Davacılar arsa sahibi, davalılar yüklenicidir. Yanlar arasındaki 26.12.1984 günlü sözleşme uyuşmazlık konusu değildir.
Davacılar bu davaları ile davalının davacılara ait bağımsız bölümleri sözleşmede öngörülen sürede teslim etmediklerinden 17 aylık kira tazminatı istemişlerdir.
Sözleşmenin 8. maddesine göre, inşaat süresi bu akdin imza tarihinden itibaren 36 ay olduğu; davacılara arsaları karşılığı 9 bağımsız bölümün verileceği ve sözleşmenin 11. maddesine göre her geçen ay için beher bağımsız bölüm için 300.000 TL. gecikme tazminatı ödeneceği yanlarca kabul edilmiştir.
Sözleşmenin 11. maddesindeki beher ay için kabul edilen gecikme tazminatı cezai şart olmayıp kira giderimi durumundadır. Zira, taraflarca sözleşmenin 18. maddesinde sözleşmenin feshi halinde ayrıca cezai şart kararlaştırılmıştır. Öte yandan, 11. maddenin ifade tarzından da anılan miktarın kira tazminatı olduğu kuşkusuzdur. Öyleyse bahse konu edilen tazminatın çoğunluk tarafından cezai şart olarak nitelendirilmesi yasaya uygun düşmemektedir.
Borçlar Yasasının 98. maddesine göre davalı yükleniciler her kusurdan sorumludurlar. Öte yandan sözleşme şekle uygun olarak düzenlenmiş olup tarafları bağlar niteliktedir. Davalılar edimlerini sözleşmenin tanzim tarihinden itibaren 36 ay içerisinde ifa etmekle yükümlüdürler. Ne varki anılan 36 aylık kesin süre sonunda davalı yükleniciler edimlerini yerine getirmemişlerdir. O halde BK. md. 101’e göre davalılar direngen (Temerrüt) duruma düşmüşlerdir.
Edimini ifa etmeyen mütemerrit borçlu (davalılar) hakkında alacaklı davacılar gecikmeden Medeni Kanunun 2. maddesindeki doğruluk kurallarına göre haklarını kullanmaları gerekir.

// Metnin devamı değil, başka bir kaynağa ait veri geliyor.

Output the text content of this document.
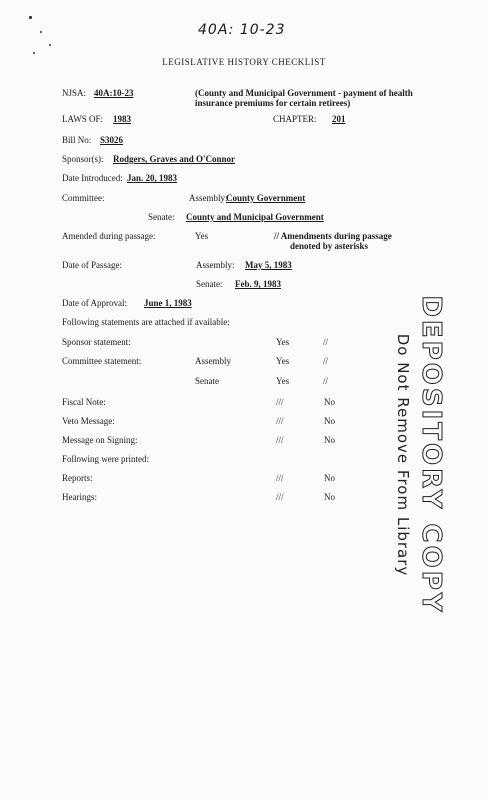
40A: 10-23
LEGISLATIVE HISTORY CHECKLIST
NJSA: 40A:10-23	(County and Municipal Government - payment of health
insurance premiums for certain retirees)
LAWS OF: 1983	CHAPTER: 201
Bill No: S3026
Sponsor(s): Rodgers, Graves and O'Connor
Date Introduced: Jan. 20, 1983
Committee:	Assembly:
County Government
Senate: County and Municipal Government
Amended during passage:	Yes	// Amendments during passage
denoted by asterisks
Date of Passage:	Assembly: May 5, 1983
Senate: Feb. 9, 1983
Date of Approval: June 1, 1983
Following statements are attached if available:
Sponsor statement:	Yes	//
Committee statement:	Assembly	Yes	//
Senate	Yes	//
Fiscal Note:	///	No
Veto Message:	///	No
Message on Signing:	///	No
Following were printed:
Reports:	///	No
Hearings:	///	No	DEPOSITORY COPY
Do Not Remove From Library
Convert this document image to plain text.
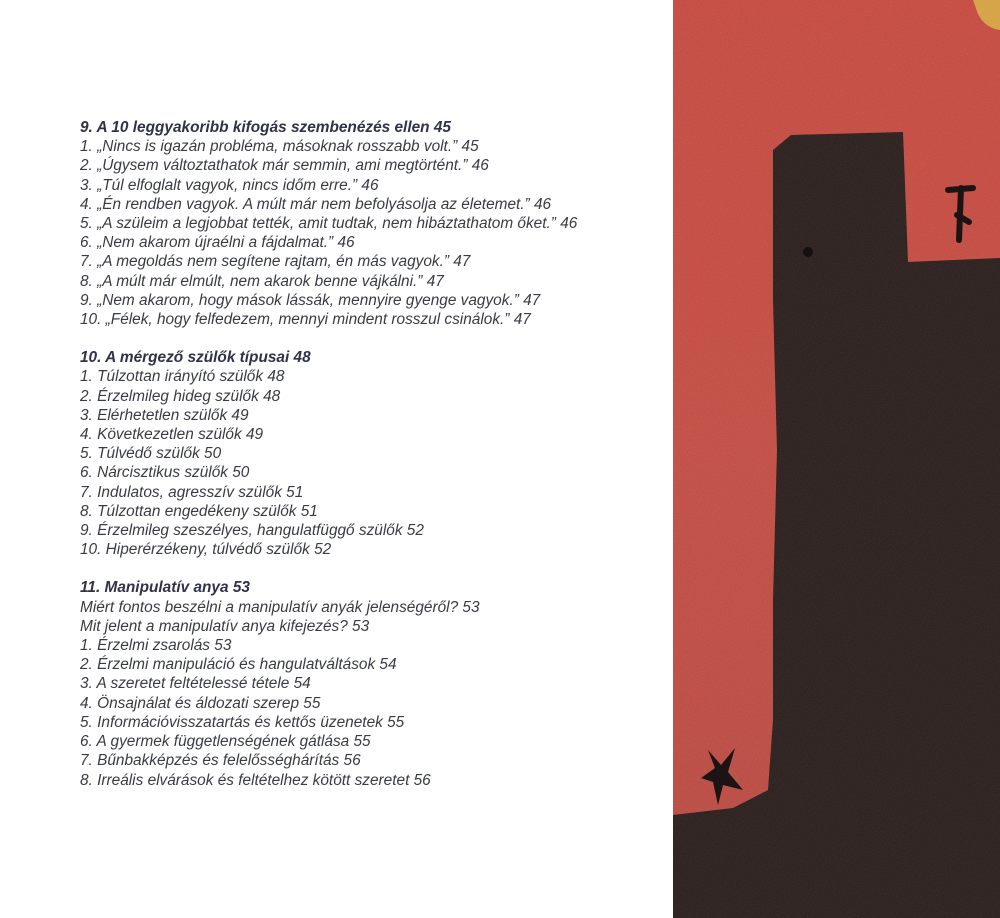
9. A 10 leggyakoribb kifogás szembenézés ellen 45
1. „Nincs is igazán probléma, másoknak rosszabb volt.” 45
2. „Úgysem változtathatok már semmin, ami megtörtént.” 46
3. „Túl elfoglalt vagyok, nincs időm erre.” 46
4. „Én rendben vagyok. A múlt már nem befolyásolja az életemet.” 46
5. „A szüleim a legjobbat tették, amit tudtak, nem hibáztathatom őket.” 46
6. „Nem akarom újraélni a fájdalmat.” 46
7. „A megoldás nem segítene rajtam, én más vagyok.” 47
8. „A múlt már elmúlt, nem akarok benne vájkálni.” 47
9. „Nem akarom, hogy mások lássák, mennyire gyenge vagyok.” 47
10. „Félek, hogy felfedezem, mennyi mindent rosszul csinálok.” 47
10. A mérgező szülők típusai 48
1. Túlzottan irányító szülők 48
2. Érzelmileg hideg szülők 48
3. Elérhetetlen szülők 49
4. Következetlen szülők 49
5. Túlvédő szülők 50
6. Nárcisztikus szülők 50
7. Indulatos, agresszív szülők 51
8. Túlzottan engedékeny szülők 51
9. Érzelmileg szeszélyes, hangulatfüggő szülők 52
10. Hiperérzékeny, túlvédő szülők 52
11. Manipulatív anya 53
Miért fontos beszélni a manipulatív anyák jelenségéről? 53
Mit jelent a manipulatív anya kifejezés? 53
1. Érzelmi zsarolás 53
2. Érzelmi manipuláció és hangulatváltások 54
3. A szeretet feltételessé tétele 54
4. Önsajnálat és áldozati szerep 55
5. Információvisszatartás és kettős üzenetek 55
6. A gyermek függetlenségének gátlása 55
7. Bűnbakképzés és felelősséghárítás 56
8. Irreális elvárások és feltételhez kötött szeretet 56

Çünkü objektif iyiniyet kurallarına uygun olarak davranma ödevi hukukun bütün alanları için konulmuştur. (HGK., 1.7.1964 T., 836/D-T esas 500 K).
Tarafların ittifakı ile tayin edilen bir zamanda davalı yükleniciler borçlarını ifa etmediklerine göre (BK. md. 107/3. bent).
Davacılar, davalılara BK. md. 106/1’deki münasip süreyi tanımak ve vermek zorunda değillerdir. O halde davacılar, BK. md. 106/2’deki haklarını münasip bir süre tayin etmeden veya böyle bir sürenin hakim tarafından tayinini istemeden seçimlik haklarını kullanmalıdırlar.
Davacılar, 11.5.1988 günlü itirazlarından da anlaşılacağı üzere ifa ilegecikme tazminatı yani kira tazminatı isteme hakkını seçmişlerdir. Bu konuda yanlar arasında hiçbir uyuşmazlıkta bulunmamaktadır. Öyleyse kural olarak davalılar sözleşme ile bağlı olup ifada gecikmeleri sebebiyle davacıların tüm zararlarını ödemelidirler. Ne varki davacılarda hal ve davranışlarıyla davalıların durumunu ağırlaştırmamak yükümlülüğü altındadırlar (BK. md. 98/2 ve 44). Yasa hükümleri burada yanların yararlarının dengelenmesini öngörmüştür. O halde davacılar sözleşmede kararlaştırılan 36 aylık kesin süre sonunda eksik işlerin davalılar hesabına kendileri tarafından yapılmasını istemeleri gerekir (BK. md. 97). İşte bu nedenlerle davacılar ancak ve ancak davalı yüklenicilerin eksik bıraktıkları işlerin normal koşullarda tamamlanması süresi kadar bir zaman dilimi için kira tazminatı isteyebilirler. Bu nedenlerle çoğunluk görüşüne karşıyım.